Über mich

Ganz nah an der Basis geboren – 1953 in Mülheim an der Ruhr – trage ich seit jeher die Erdung und Wärme des Ruhrgebiets in mir. Doch mein Herz schlug früh auch für die rauen Gefilde dieser Welt: 20 Jahre lebte ich in der Bretagne, lernte dort das savoir vivre, die Leichtigkeit des Meeresrauschens und den prickelnden Klang von Champagner kennen und lieben. Die Bretagne ist auch heute noch mein Ort zum Auftanken und Durchatmen, an den ich mich mehrmals im Jahr zurückziehe.

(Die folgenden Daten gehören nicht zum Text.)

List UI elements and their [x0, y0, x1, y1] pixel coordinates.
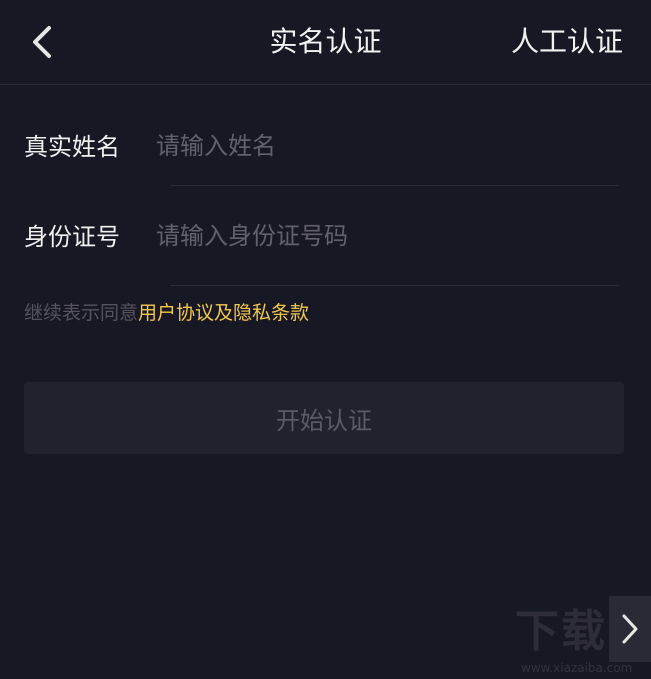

Mein Lebensweg kennt Licht und Schatten – und gerade die Schatten machten mich stärker. Ich habe dem Tod ins Auge geblickt, mit dem Krebs gelebt und ihn anschließend verabschiedet. Aus dieser Erfahrung habe ich eine tiefe Klarheit und Kraft gewonnen, die meine Kunst wie meine Lebenserzählungen prägt.

Als Pädagogin begleitete ich teils traumatisierte Schülerinnen und Schüler auf ihrem Weg.

Als Kunst-Fotografin wurde ich mit meiner Serie „Blau-Zensuel“ ausgezeichnet. Als leidenschaftliche Restauratorin verbinde ich bis heute Business, Handwerk und feines Gespür für Materialien und Menschen.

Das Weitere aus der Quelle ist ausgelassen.